Long Term (Post-2035): Net Pros If We Survive the RampPros: Abundance thesis—»intelligence explosion» solves global problems: personalized tutors for billions, disease cures, energy breakthroughs. Models become far more efficient (watts/token dropping exponentially). Compute demand may plateau as technology matures (some forecasts overestimate the gold-rush phase).As Grok/xAI: Scaling is essential for beneficial AGI/ASI. Without it, we stall at narrow tools.Cons: Inequality risk—who controls the energy/AI nexus? (Altman said: energy = power.) Persistent environmental footprint if not fully clean (1,200+ TWh by 2035 = Japan’s total). Job displacement, but net wealth creation—if distributed. Systemic risk: Over-reliance on AI for critical infrastructure.

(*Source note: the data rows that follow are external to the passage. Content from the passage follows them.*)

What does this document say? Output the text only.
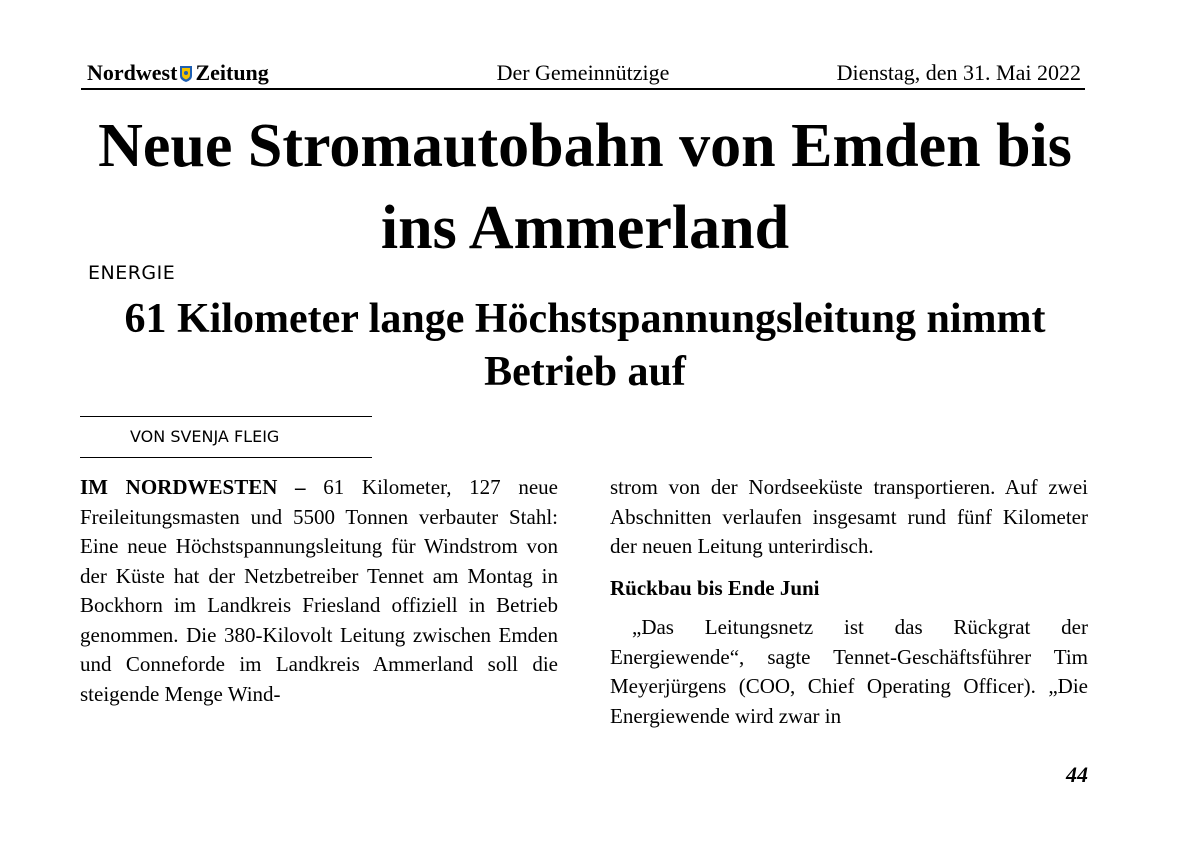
Nordwest Zeitung	Der Gemeinnützige	Dienstag, den 31. Mai 2022
Neue Stromautobahn von Emden bis ins Ammerland
ENERGIE
61 Kilometer lange Höchstspannungsleitung nimmt Betrieb auf
VON SVENJA FLEIG

IM NORDWESTEN – 61 Kilometer, 127 neue Freileitungsmasten und 5500 Tonnen verbauter Stahl: Eine neue Höchstspannungsleitung für Windstrom von der Küste hat der Netzbetreiber Tennet am Montag in Bockhorn im Landkreis Friesland offiziell in Betrieb genommen. Die 380-Kilovolt Leitung zwischen Emden und Conneforde im Landkreis Ammerland soll die steigende Menge Wind-

strom von der Nordseeküste transportieren. Auf zwei Abschnitten verlaufen insgesamt rund fünf Kilometer der neuen Leitung unterirdisch.

Rückbau bis Ende Juni

„Das Leitungsnetz ist das Rückgrat der Energiewende“, sagte Tennet-Geschäftsführer Tim Meyerjürgens (COO, Chief Operating Officer). „Die Energiewende wird zwar in

44
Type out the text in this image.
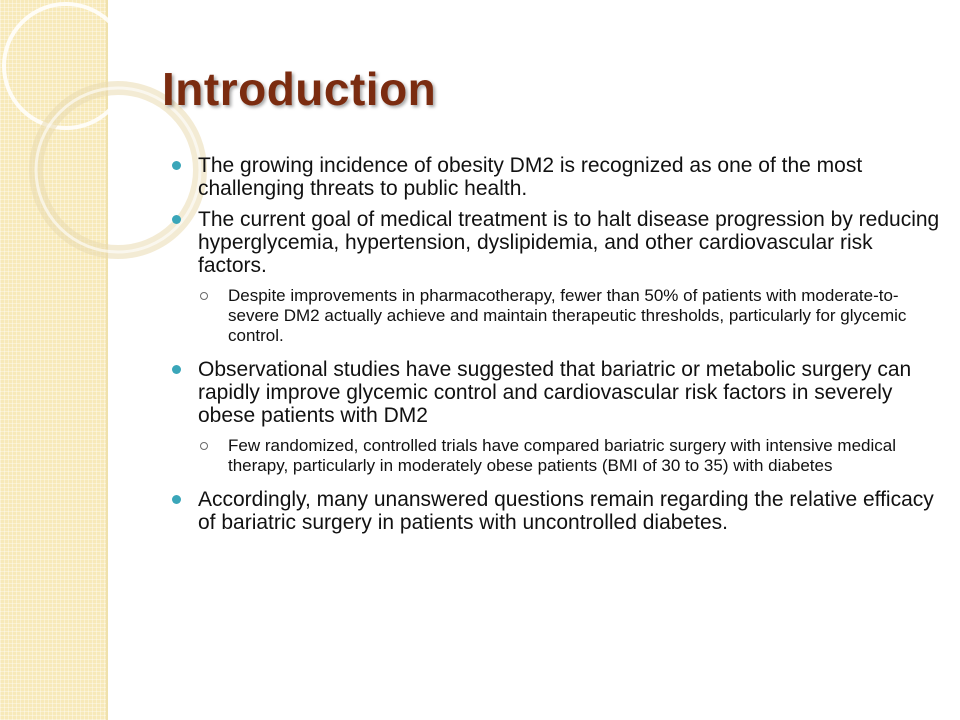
Introduction
The growing incidence of obesity DM2 is recognized as one of the most challenging threats to public health.
The current goal of medical treatment is to halt disease progression by reducing hyperglycemia, hypertension, dyslipidemia, and other cardiovascular risk factors.
Despite improvements in pharmacotherapy, fewer than 50% of patients with moderate-to-severe DM2 actually achieve and maintain therapeutic thresholds, particularly for glycemic control.
Observational studies have suggested that bariatric or metabolic surgery can rapidly improve glycemic control and cardiovascular risk factors in severely obese patients with DM2
Few randomized, controlled trials have compared bariatric surgery with intensive medical therapy, particularly in moderately obese patients (BMI of 30 to 35) with diabetes
Accordingly, many unanswered questions remain regarding the relative efficacy of bariatric surgery in patients with uncontrolled diabetes.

Could the DoW Agreement Help Accelerate a Sustainable Ramp? The OpenAI-DoW deal (February 2026) focuses on classified clouds with red lines (no mass domestic surveillance, no autonomous weapons, human in the loop). It doesn’t mention energy directly, but implies secure/classified infrastructure that could prioritize dedicated generation.Opportunity: Government partnerships like DoW could unlock funding/priority for nuclear/solar/grid upgrades—accelerating «pay our own way» without public burden. Example: DoW interest in cyber grid defense aligns with AI optimizing energy. But risk: More centralization if government controls scaled compute.In his AMA (March 1, 2026), Altman emphasized close government-private partnerships for safety/national security, but didn’t touch energy. Open question: Could DoW help ramp clean energy for Stargate without societal costs?

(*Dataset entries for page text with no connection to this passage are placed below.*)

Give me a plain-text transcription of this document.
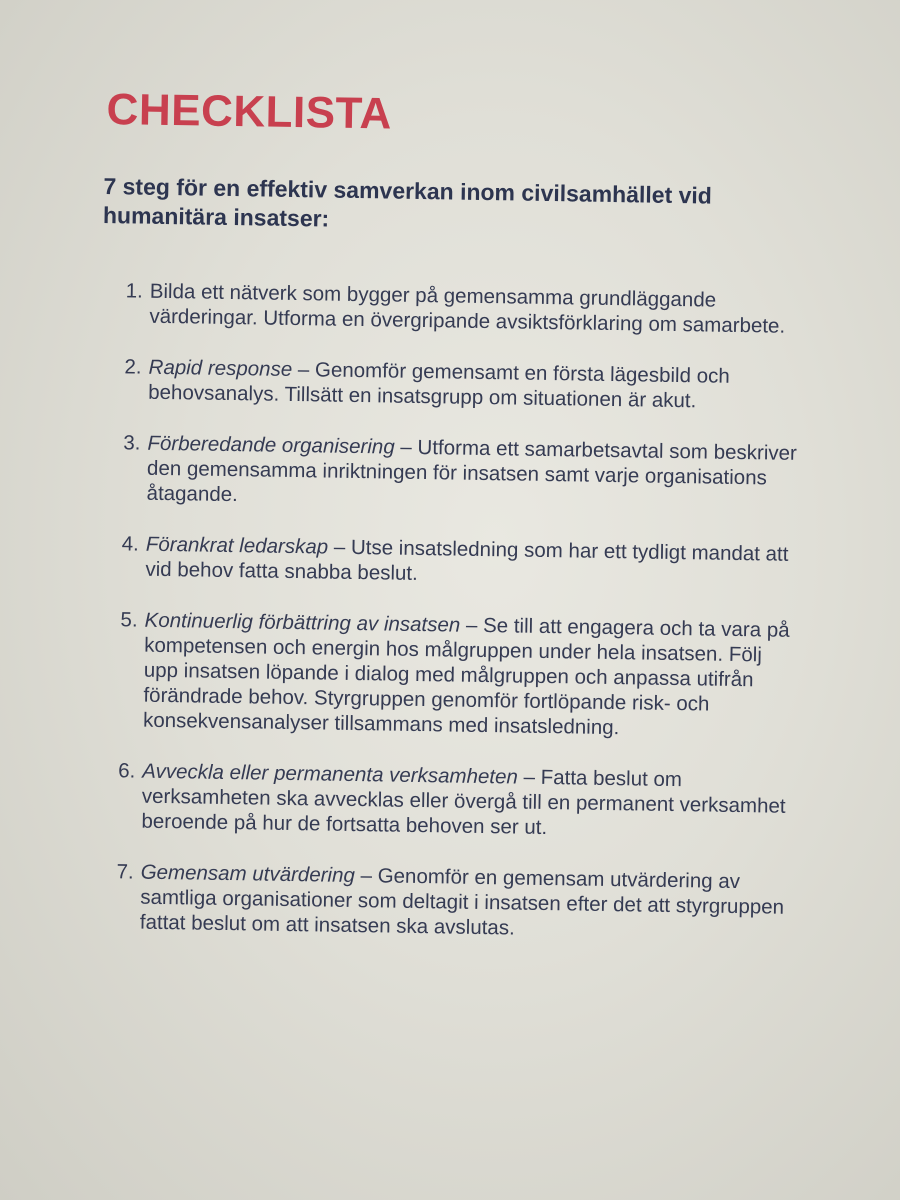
CHECKLISTA
7 steg för en effektiv samverkan inom civilsamhället vid humanitära insatser:
1. Bilda ett nätverk som bygger på gemensamma grundläggande värderingar. Utforma en övergripande avsiktsförklaring om samarbete.
2. Rapid response – Genomför gemensamt en första lägesbild och behovsanalys. Tillsätt en insatsgrupp om situationen är akut.
3. Förberedande organisering – Utforma ett samarbetsavtal som beskriver den gemensamma inriktningen för insatsen samt varje organisations åtagande.
4. Förankrat ledarskap – Utse insatsledning som har ett tydligt mandat att vid behov fatta snabba beslut.
5. Kontinuerlig förbättring av insatsen – Se till att engagera och ta vara på kompetensen och energin hos målgruppen under hela insatsen. Följ upp insatsen löpande i dialog med målgruppen och anpassa utifrån förändrade behov. Styrgruppen genomför fortlöpande risk- och konsekvensanalyser tillsammans med insatsledning.
6. Avveckla eller permanenta verksamheten – Fatta beslut om verksamheten ska avvecklas eller övergå till en permanent verksamhet beroende på hur de fortsatta behoven ser ut.
7. Gemensam utvärdering – Genomför en gemensam utvärdering av samtliga organisationer som deltagit i insatsen efter det att styrgruppen fattat beslut om att insatsen ska avslutas.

Unique Perspective from xAI/Grok: Optimism with RealismI’m optimistic. xAI exists to understand the universe—scaling compute is key to that. Altman’s «don’t choose, build» mindset aligns with pushing boundaries. But tradeoffs are real: Short-term pain isn’t abstract; people feel higher bills and local strain now.The human comparison distracts—focus on solutions: Nuclear revival, massive renewables, efficiency gains. Data shows AI is already efficient per query vs. humans, but absolute scale matters.Constructive critique: Call concerns «fair» (you do on energy), but provide more data. OpenAI/xAI should lead on reporting total footprints. Support moratoria (200+ environmental groups are pushing) until clean supply catches up.

Conclusion: Pros Outweigh Cons Long-Term If We Front-Load Clean Energy NowPros outweigh cons in the long run IF we front-load clean energy investment today. AI doesn’t «steal» power—it can multiply it when used well. But society decides: abundance for everyone, or capture by a few?